森林ボランティアの認知度は高まり年々各地域で森林づくりのボランティア団体は増えているので、まずはネットの検索窓から「森林ボランティア」と検索して参加できる団体を探してみてください。

「Ecosia」という検索エンジンは検索するだけで、広告収入の8割が植樹活動を行うWWFに寄付される仕組みになっているので、普段から出来るアクションとしておすすめです。

参照:フォレストサポーターズ

まとめ

東南アジア諸国や中南米諸国を中心にプランテーションやアマゾン開発で緑が損なわれています。

日本では海外ほど大規模な森林破壊は進んでいませんが、少子高齢化で森を手入れする人口が減ることで豊かな森が失われていることは深刻な問題です。

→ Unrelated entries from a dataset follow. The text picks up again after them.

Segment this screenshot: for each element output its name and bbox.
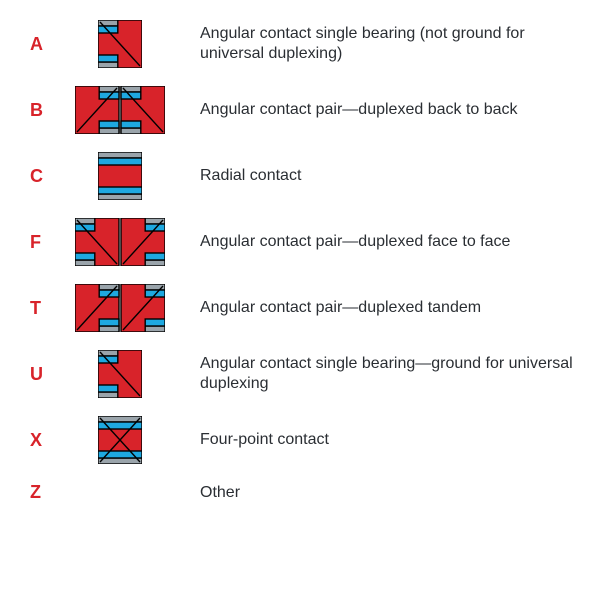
type-description: Angular contact single bearing (not grou… xyxy=(180,24,580,64)
bearing-type-row: X Four-point contact xyxy=(30,416,580,464)
bearing-type-row: U Angular contact single bearing—ground f… xyxy=(30,350,580,398)
type-code: A xyxy=(30,34,60,55)
bearing-icon xyxy=(60,284,180,332)
type-code: U xyxy=(30,364,60,385)
type-description: Angular contact pair—duplexed back to ba… xyxy=(180,100,580,120)
bearing-type-row: C Radial contact xyxy=(30,152,580,200)
type-description: Angular contact pair—duplexed tandem xyxy=(180,298,580,318)
type-code: Z xyxy=(30,482,60,503)
type-description: Other xyxy=(180,483,580,503)
bearing-icon xyxy=(60,350,180,398)
type-description: Four-point contact xyxy=(180,430,580,450)
bearing-icon xyxy=(60,218,180,266)
bearing-icon xyxy=(60,20,180,68)
bearing-icon xyxy=(60,86,180,134)
type-code: C xyxy=(30,166,60,187)
type-description: Radial contact xyxy=(180,166,580,186)
bearing-type-row: A Angular contact single bearing (not gro… xyxy=(30,20,580,68)
type-code: F xyxy=(30,232,60,253)
type-code: B xyxy=(30,100,60,121)
type-description: Angular contact single bearing—ground fo… xyxy=(180,354,580,394)
type-code: T xyxy=(30,298,60,319)
bearing-type-row: F Angular contact pair—duplexed face to f… xyxy=(30,218,580,266)
bearing-icon xyxy=(60,416,180,464)
bearing-type-list: A Angular contact single bearing (not gro… xyxy=(30,20,580,503)
bearing-icon xyxy=(60,152,180,200)
bearing-type-row: T Angular contact pair—duplexed tandem xyxy=(30,284,580,332)
type-description: Angular contact pair—duplexed face to fa… xyxy=(180,232,580,252)
bearing-type-row: B Angular contact pair—duplexed back to b… xyxy=(30,86,580,134)
bearing-type-row: Z Other xyxy=(30,482,580,503)
type-code: X xyxy=(30,430,60,451)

SDGs目標15「陸の豊かさも守ろう」を達成するためには、1人1人の行動が必要です。

  • 植林活動に参加して緑の数を増やす
  • 森林の整備を通していまある森の豊かさを維持する
  • 責任ある管理がされた森から得た木材かアンテナを貼って消費する

などいますぐ私たちにできることが必ずあります。

森林と森の生物からたくさんの恩恵を受けている私たち人間こそ、感謝の気持ちを忘れずに森の豊かさを守る責任ある行動をしていきたいですね。